Compared to the 100 nursing homes in Kansas, DIVERSICARE OF HAYSVILLE's overall rating (2 stars) is below the state average of 2.9, staff turnover (57%) is significantly higher than the state average of 46%, and health inspection rating (1 stars) is much below the national benchmark.

What Should Families Ask When Visiting Diversicare Of Haysville?

Based on this facility's data, families visiting should ask: "What changes have been made since the serious inspection findings, and how are you preventing similar issues?" "How do you ensure continuity of care given staff turnover, and what is your staff retention strategy?" "Can you walk me through typical staffing levels on day, evening, and night shifts?" "Can I visit during a mealtime to observe dining assistance and food quality?" These questions are particularly relevant given the facility's Immediate Jeopardy citations, the facility's high staff turnover rate, and the below-average staffing rating.

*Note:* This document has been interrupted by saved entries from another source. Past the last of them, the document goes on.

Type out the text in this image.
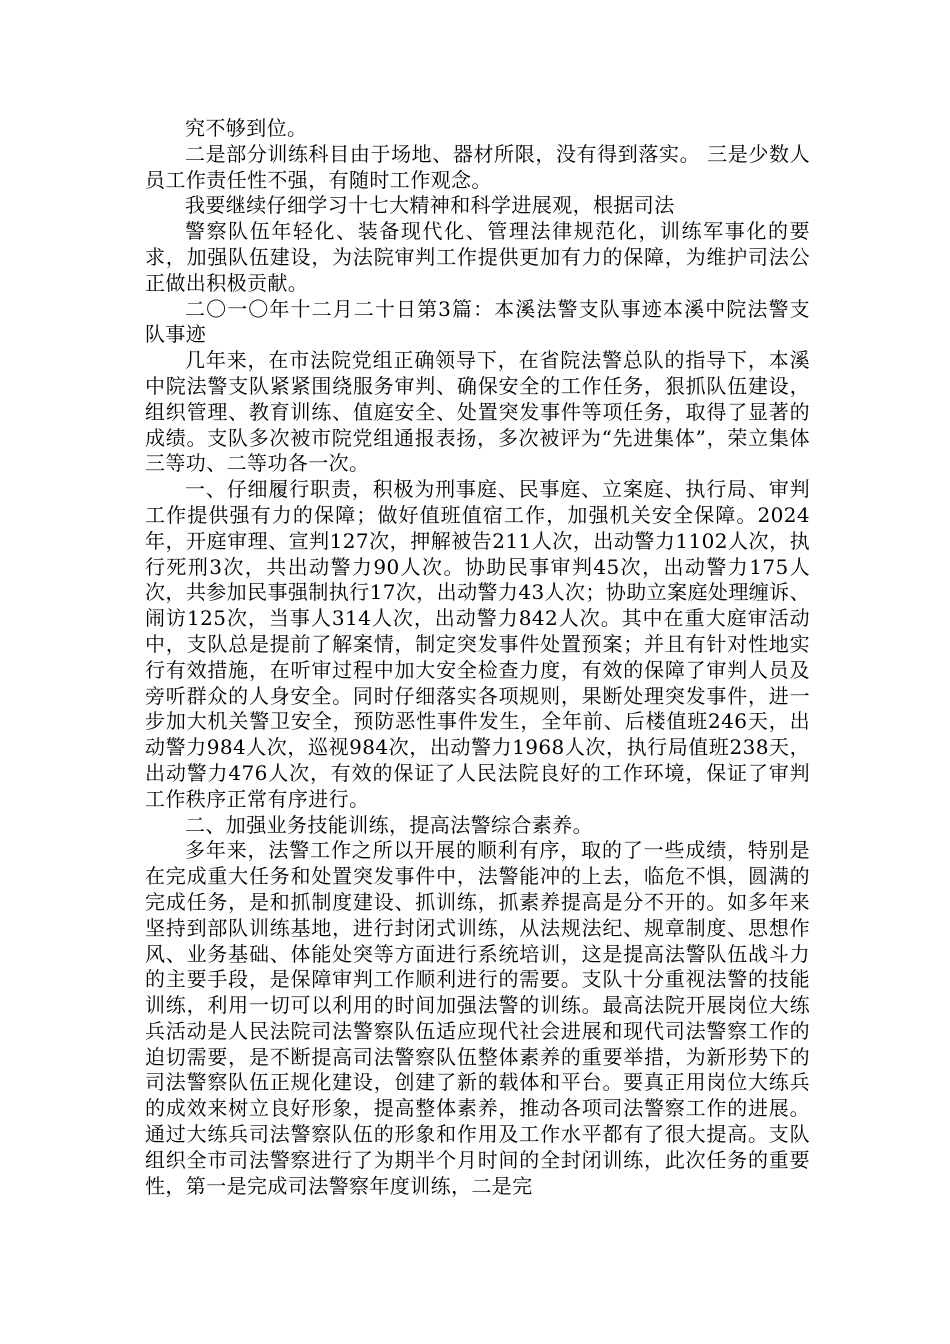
究不够到位。

二是部分训练科目由于场地、器材所限，没有得到落实。 三是少数人员工作责任性不强，有随时工作观念。

我要继续仔细学习十七大精神和科学进展观，根据司法

警察队伍年轻化、装备现代化、管理法律规范化，训练军事化的要求，加强队伍建设，为法院审判工作提供更加有力的保障，为维护司法公正做出积极贡献。

二〇一〇年十二月二十日第3篇：本溪法警支队事迹本溪中院法警支队事迹

几年来，在市法院党组正确领导下，在省院法警总队的指导下，本溪中院法警支队紧紧围绕服务审判、确保安全的工作任务，狠抓队伍建设，组织管理、教育训练、值庭安全、处置突发事件等项任务，取得了显著的成绩。支队多次被市院党组通报表扬，多次被评为“先进集体”，荣立集体三等功、二等功各一次。

一、仔细履行职责，积极为刑事庭、民事庭、立案庭、执行局、审判工作提供强有力的保障；做好值班值宿工作，加强机关安全保障。2024年，开庭审理、宣判127次，押解被告211人次，出动警力1102人次，执行死刑3次，共出动警力90人次。协助民事审判45次，出动警力175人次，共参加民事强制执行17次，出动警力43人次；协助立案庭处理缠诉、闹访125次，当事人314人次，出动警力842人次。其中在重大庭审活动中，支队总是提前了解案情，制定突发事件处置预案；并且有针对性地实行有效措施，在听审过程中加大安全检查力度，有效的保障了审判人员及旁听群众的人身安全。同时仔细落实各项规则，果断处理突发事件，进一步加大机关警卫安全，预防恶性事件发生，全年前、后楼值班246天，出动警力984人次，巡视984次，出动警力1968人次，执行局值班238天，出动警力476人次，有效的保证了人民法院良好的工作环境，保证了审判工作秩序正常有序进行。

二、加强业务技能训练，提高法警综合素养。

多年来，法警工作之所以开展的顺利有序，取的了一些成绩，特别是在完成重大任务和处置突发事件中，法警能冲的上去，临危不惧，圆满的完成任务，是和抓制度建设、抓训练，抓素养提高是分不开的。如多年来坚持到部队训练基地，进行封闭式训练，从法规法纪、规章制度、思想作风、业务基础、体能处突等方面进行系统培训，这是提高法警队伍战斗力的主要手段，是保障审判工作顺利进行的需要。支队十分重视法警的技能训练，利用一切可以利用的时间加强法警的训练。最高法院开展岗位大练兵活动是人民法院司法警察队伍适应现代社会进展和现代司法警察工作的迫切需要，是不断提高司法警察队伍整体素养的重要举措，为新形势下的司法警察队伍正规化建设，创建了新的载体和平台。要真正用岗位大练兵的成效来树立良好形象，提高整体素养，推动各项司法警察工作的进展。通过大练兵司法警察队伍的形象和作用及工作水平都有了很大提高。支队组织全市司法警察进行了为期半个月时间的全封闭训练，此次任务的重要性，第一是完成司法警察年度训练，二是完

Is Diversicare Of Haysville Safe?

Based on CMS inspection data, DIVERSICARE OF HAYSVILLE has documented safety concerns. Inspectors have issued 2 Immediate Jeopardy citations (the most serious violation level indicating risk of serious injury or death). The facility has a 2-star overall rating and ranks #100 of 100 nursing homes in Kansas. Families considering this facility should ask detailed questions about what corrective actions have been taken since these incidents.

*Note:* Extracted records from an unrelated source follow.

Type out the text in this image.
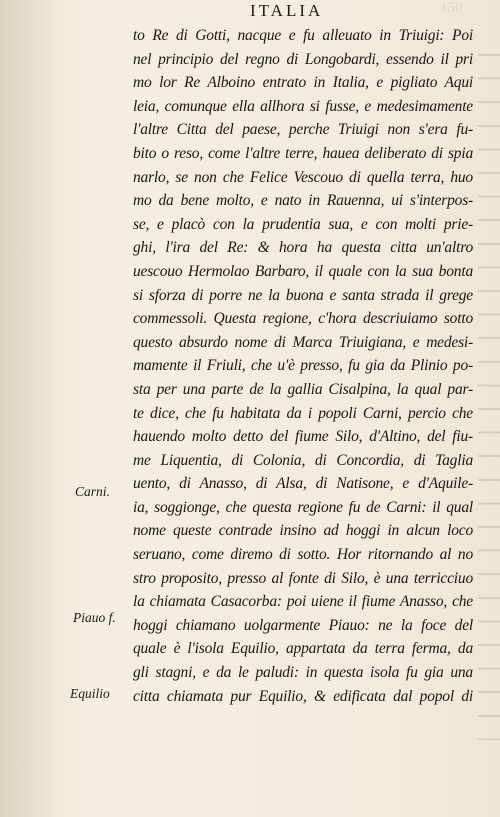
ITALIA	150
to Re di Gotti, nacque e fu alleuato in Triuigi: Poi
nel principio del regno di Longobardi, essendo il pri
mo lor Re Alboino entrato in Italia, e pigliato Aqui
leia, comunque ella allhora si fusse, e medesimamente
l'altre Citta del paese, perche Triuigi non s'era fu-
bito o reso, come l'altre terre, hauea deliberato di spia
narlo, se non che Felice Vescouo di quella terra, huo
mo da bene molto, e nato in Rauenna, ui s'interpos-
se, e placò con la prudentia sua, e con molti prie-
ghi, l'ira del Re: & hora ha questa citta un'altro
uescouo Hermolao Barbaro, il quale con la sua bonta
si sforza di porre ne la buona e santa strada il grege
commessoli. Questa regione, c'hora descriuiamo sotto
questo absurdo nome di Marca Triuigiana, e medesi-
mamente il Friuli, che u'è presso, fu gia da Plinio po-
sta per una parte de la gallia Cisalpina, la qual par-
te dice, che fu habitata da i popoli Carni, percio che
hauendo molto detto del fiume Silo, d'Altino, del fiu-
me Liquentia, di Colonia, di Concordia, di Taglia
uento, di Anasso, di Alsa, di Natisone, e d'Aquile-
ia, soggionge, che questa regione fu de Carni: il qual
nome queste contrade insino ad hoggi in alcun loco
seruano, come diremo di sotto. Hor ritornando al no
stro proposito, presso al fonte di Silo, è una terricciuo
la chiamata Casacorba: poi uiene il fiume Anasso, che
hoggi chiamano uolgarmente Piauo: ne la foce del
quale è l'isola Equilio, appartata da terra ferma, da
gli stagni, e da le paludi: in questa isola fu gia una
citta chiamata pur Equilio, & edificata dal popol di
Carni.
Piauo f.
Equilio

Do Nurses at Diversicare Of Haysville Stick Around?

Staff turnover at DIVERSICARE OF HAYSVILLE is high. At 57%, the facility is 11 percentage points above the Kansas average of 46%. High turnover means new staff may not know residents' individual needs, medications, or preferences. It can also be disorienting for residents, especially those with dementia who rely on familiar faces. Families should ask: What is causing the turnover? What retention programs are in place? How do you ensure care continuity during staff transitions?

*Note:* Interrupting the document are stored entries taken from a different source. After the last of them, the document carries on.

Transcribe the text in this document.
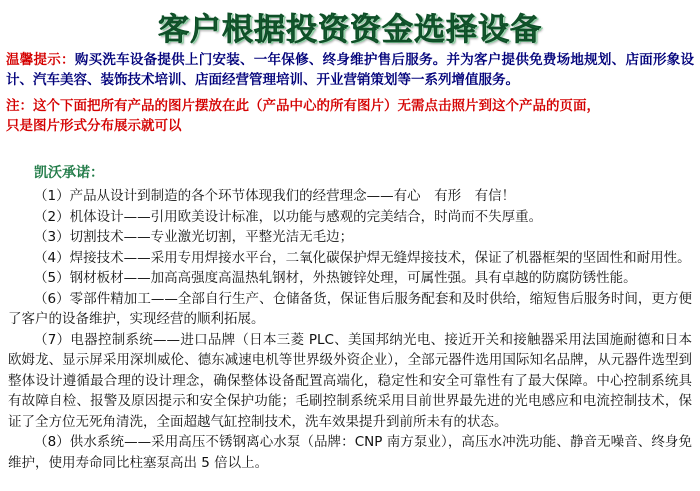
客户根据投资资金选择设备
温馨提示：购买洗车设备提供上门安装、一年保修、终身维护售后服务。并为客户提供免费场地规划、店面形象设计、汽车美容、装饰技术培训、店面经营管理培训、开业营销策划等一系列增值服务。
注：这个下面把所有产品的图片摆放在此（产品中心的所有图片）无需点击照片到这个产品的页面，
只是图片形式分布展示就可以
凯沃承诺：

（1）产品从设计到制造的各个环节体现我们的经营理念——有心　有形　有信！

（2）机体设计——引用欧美设计标准，以功能与感观的完美结合，时尚而不失厚重。

（3）切割技术——专业激光切割，平整光洁无毛边；

（4）焊接技术——采用专用焊接水平台，二氧化碳保护焊无缝焊接技术，保证了机器框架的坚固性和耐用性。

（5）钢材板材——加高高强度高温热轧钢材，外热镀锌处理，可属性强。具有卓越的防腐防锈性能。

（6）零部件精加工——全部自行生产、仓储备货，保证售后服务配套和及时供给，缩短售后服务时间，更方便了客户的设备维护，实现经营的顺利拓展。

（7）电器控制系统——进口品牌（日本三菱 PLC、美国邦纳光电、接近开关和接触器采用法国施耐德和日本欧姆龙、显示屏采用深圳威伦、德东减速电机等世界级外资企业），全部元器件选用国际知名品牌，从元器件选型到整体设计遵循最合理的设计理念，确保整体设备配置高端化，稳定性和安全可靠性有了最大保障。中心控制系统具有故障自检、报警及原因提示和安全保护功能；毛刷控制系统采用目前世界最先进的光电感应和电流控制技术，保证了全方位无死角清洗，全面超越气缸控制技术，洗车效果提升到前所未有的状态。

（8）供水系统——采用高压不锈钢离心水泵（品牌：CNP 南方泵业），高压水冲洗功能、静音无噪音、终身免维护，使用寿命同比柱塞泵高出 5 倍以上。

Was Diversicare Of Haysville Ever Fined?

DIVERSICARE OF HAYSVILLE has been fined $26,046 across 2 penalty actions. This is below the Kansas average of $33,339. While any fine indicates a compliance issue, fines under $50,000 are relatively common and typically reflect isolated problems that were subsequently corrected. Families should ask what specific issues led to these fines and confirm they've been resolved.

Is Diversicare Of Haysville on Any Federal Watch List?

DIVERSICARE OF HAYSVILLE is not on any federal watch list. The most significant is the Special Focus Facility (SFF) program, which identifies the bottom 1% of nursing homes nationally based on persistent, serious quality problems. Not being on this list means the facility has avoided the pattern of deficiencies that triggers enhanced federal oversight. This is a positive indicator, though families should still review the facility's inspection history directly.